Pexels/Monstera Production
A ideia de que o software estava “devorando o mundo”, apresentada há cerca de 15 anos, se consolidou como uma das principais formas de entender a transformação digital da última década. No entanto, essa perspectiva vem passando por uma mudança significativa: agora, o software parece estar sendo engolido pela Inteligência Artificial, especialmente nas grandes empresas de SaaS. Um novo movimento, que é mais sutil e pode ser bastante disruptivo, começa a tomar forma. Trata-se de um processo autofágico das ferramentas e sistemas de IA, com destaque para a evolução do Claude, um sistema de IA generativa desenvolvido pela Anthropic.

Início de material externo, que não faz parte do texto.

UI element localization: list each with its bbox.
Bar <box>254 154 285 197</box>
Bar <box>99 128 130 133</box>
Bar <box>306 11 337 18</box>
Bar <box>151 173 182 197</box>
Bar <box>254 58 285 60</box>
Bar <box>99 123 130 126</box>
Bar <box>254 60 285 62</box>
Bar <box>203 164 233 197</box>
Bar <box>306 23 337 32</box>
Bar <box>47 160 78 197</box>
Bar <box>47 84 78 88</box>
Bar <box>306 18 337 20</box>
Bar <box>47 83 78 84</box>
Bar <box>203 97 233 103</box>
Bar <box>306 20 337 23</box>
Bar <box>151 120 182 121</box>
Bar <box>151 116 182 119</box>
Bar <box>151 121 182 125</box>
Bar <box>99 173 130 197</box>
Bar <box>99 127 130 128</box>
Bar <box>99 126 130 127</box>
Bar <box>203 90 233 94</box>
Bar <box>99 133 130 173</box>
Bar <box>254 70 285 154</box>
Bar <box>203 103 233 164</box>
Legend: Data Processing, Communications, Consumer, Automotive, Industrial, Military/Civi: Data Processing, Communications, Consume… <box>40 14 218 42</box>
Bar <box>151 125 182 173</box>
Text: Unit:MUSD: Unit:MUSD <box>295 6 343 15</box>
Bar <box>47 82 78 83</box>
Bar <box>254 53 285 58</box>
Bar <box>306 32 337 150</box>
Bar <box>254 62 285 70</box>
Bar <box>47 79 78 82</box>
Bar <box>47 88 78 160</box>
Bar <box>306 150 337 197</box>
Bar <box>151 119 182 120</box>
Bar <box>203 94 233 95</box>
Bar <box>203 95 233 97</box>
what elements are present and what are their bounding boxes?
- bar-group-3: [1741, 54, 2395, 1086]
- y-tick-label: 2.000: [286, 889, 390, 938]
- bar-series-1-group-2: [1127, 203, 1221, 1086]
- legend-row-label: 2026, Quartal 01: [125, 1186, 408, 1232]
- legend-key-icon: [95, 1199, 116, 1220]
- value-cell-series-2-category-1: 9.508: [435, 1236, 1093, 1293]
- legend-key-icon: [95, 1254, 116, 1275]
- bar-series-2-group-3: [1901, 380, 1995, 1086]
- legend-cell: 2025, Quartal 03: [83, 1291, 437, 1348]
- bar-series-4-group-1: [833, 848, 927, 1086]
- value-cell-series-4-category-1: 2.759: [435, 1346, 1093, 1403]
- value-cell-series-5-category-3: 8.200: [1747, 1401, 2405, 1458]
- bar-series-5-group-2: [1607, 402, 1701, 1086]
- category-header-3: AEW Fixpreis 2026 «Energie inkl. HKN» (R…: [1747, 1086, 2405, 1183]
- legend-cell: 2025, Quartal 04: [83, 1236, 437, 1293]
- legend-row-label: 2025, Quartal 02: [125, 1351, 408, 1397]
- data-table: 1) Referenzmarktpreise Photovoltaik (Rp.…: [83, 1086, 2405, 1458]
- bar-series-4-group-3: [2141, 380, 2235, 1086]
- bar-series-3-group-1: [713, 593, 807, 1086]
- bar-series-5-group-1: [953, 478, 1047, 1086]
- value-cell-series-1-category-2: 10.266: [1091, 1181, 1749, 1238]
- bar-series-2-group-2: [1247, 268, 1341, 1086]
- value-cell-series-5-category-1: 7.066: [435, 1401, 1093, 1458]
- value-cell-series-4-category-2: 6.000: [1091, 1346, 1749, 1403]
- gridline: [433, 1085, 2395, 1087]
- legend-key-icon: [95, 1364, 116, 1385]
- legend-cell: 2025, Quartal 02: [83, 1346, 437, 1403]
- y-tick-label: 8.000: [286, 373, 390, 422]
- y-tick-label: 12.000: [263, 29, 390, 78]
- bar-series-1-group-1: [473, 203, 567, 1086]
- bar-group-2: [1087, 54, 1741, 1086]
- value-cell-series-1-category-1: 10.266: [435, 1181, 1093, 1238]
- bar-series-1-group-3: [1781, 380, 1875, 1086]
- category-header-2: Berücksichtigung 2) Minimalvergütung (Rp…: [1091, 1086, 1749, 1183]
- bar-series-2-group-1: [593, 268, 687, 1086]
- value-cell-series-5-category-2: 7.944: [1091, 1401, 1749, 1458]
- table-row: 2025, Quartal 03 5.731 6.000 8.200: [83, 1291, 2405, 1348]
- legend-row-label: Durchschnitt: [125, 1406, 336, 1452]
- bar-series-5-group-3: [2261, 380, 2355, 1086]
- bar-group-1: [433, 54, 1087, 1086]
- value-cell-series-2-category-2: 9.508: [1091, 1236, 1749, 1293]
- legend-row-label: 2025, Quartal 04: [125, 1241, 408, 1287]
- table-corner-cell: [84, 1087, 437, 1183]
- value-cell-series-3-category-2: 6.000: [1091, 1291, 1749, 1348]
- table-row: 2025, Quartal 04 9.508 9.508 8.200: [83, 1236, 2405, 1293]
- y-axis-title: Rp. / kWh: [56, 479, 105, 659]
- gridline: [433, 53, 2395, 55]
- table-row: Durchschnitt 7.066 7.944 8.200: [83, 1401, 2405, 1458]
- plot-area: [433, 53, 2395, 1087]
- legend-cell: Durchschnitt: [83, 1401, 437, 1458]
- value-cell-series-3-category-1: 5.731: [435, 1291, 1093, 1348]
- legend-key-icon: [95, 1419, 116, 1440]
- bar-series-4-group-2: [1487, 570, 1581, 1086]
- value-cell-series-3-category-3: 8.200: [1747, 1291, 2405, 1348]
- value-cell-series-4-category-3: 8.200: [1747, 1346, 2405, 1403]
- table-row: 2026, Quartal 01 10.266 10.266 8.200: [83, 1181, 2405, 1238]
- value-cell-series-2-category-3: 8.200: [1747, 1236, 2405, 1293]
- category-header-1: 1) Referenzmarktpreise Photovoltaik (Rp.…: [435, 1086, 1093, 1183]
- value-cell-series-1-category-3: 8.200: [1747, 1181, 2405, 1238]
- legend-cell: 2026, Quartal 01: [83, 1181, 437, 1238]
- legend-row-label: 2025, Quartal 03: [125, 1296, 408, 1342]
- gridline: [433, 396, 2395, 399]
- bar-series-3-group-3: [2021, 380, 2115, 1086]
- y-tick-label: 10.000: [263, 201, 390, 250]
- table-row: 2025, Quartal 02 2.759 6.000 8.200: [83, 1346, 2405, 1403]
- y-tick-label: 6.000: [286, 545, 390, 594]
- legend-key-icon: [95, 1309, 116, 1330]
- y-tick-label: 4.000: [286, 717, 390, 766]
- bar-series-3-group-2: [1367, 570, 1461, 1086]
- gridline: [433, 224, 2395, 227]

Na biologia, a autofagia é o ato de reorganizar sistemas a partir de seus próprios componentes para se tornarem mais eficientes. Quando olhamos para a implementação da IA nas organizações, surgem perguntas importantes: Será que esses modelos vão absorver e substituir camadas inteiras de ecossistemas? Ou, por outro lado, permitirão o surgimento de produtos verdadeiramente disruptivos?
Além disso, é notável a crescente distância entre o que a IA pode realmente fazer e o que as empresas estão conseguindo implementar. Um estudo da Anthropic introduz o conceito de “exposição observada”, que analisa o uso real da IA em contextos de trabalho. Os resultados mostram um gap considerável: em áreas como a computação, a capacidade teórica da IA já se aproxima da totalidade das tarefas, enquanto o uso efetivo representa apenas uma fração. Esse descompasso é resultado de barreiras regulatórias, da necessidade de validação humana e dos desafios organizacionais que atrasam a adoção da tecnologia.
A IA está evoluindo de forma exponencial, mas a sua adoção nas empresas não segue o mesmo ritmo. Muitas delas ainda veem a IA como uma camada experimental, desconectada do núcleo do negócio. Isso resulta em um acúmulo de pilotos e testes isolados, que raramente se traduzem em um impacto real. Portanto, a solução está em priorizar o que de fato resolve problemas concretos, utilizando tecnologias já validadas. Nesse cenário, a disciplina de execução se revela mais importante do que a velocidade de experimentação.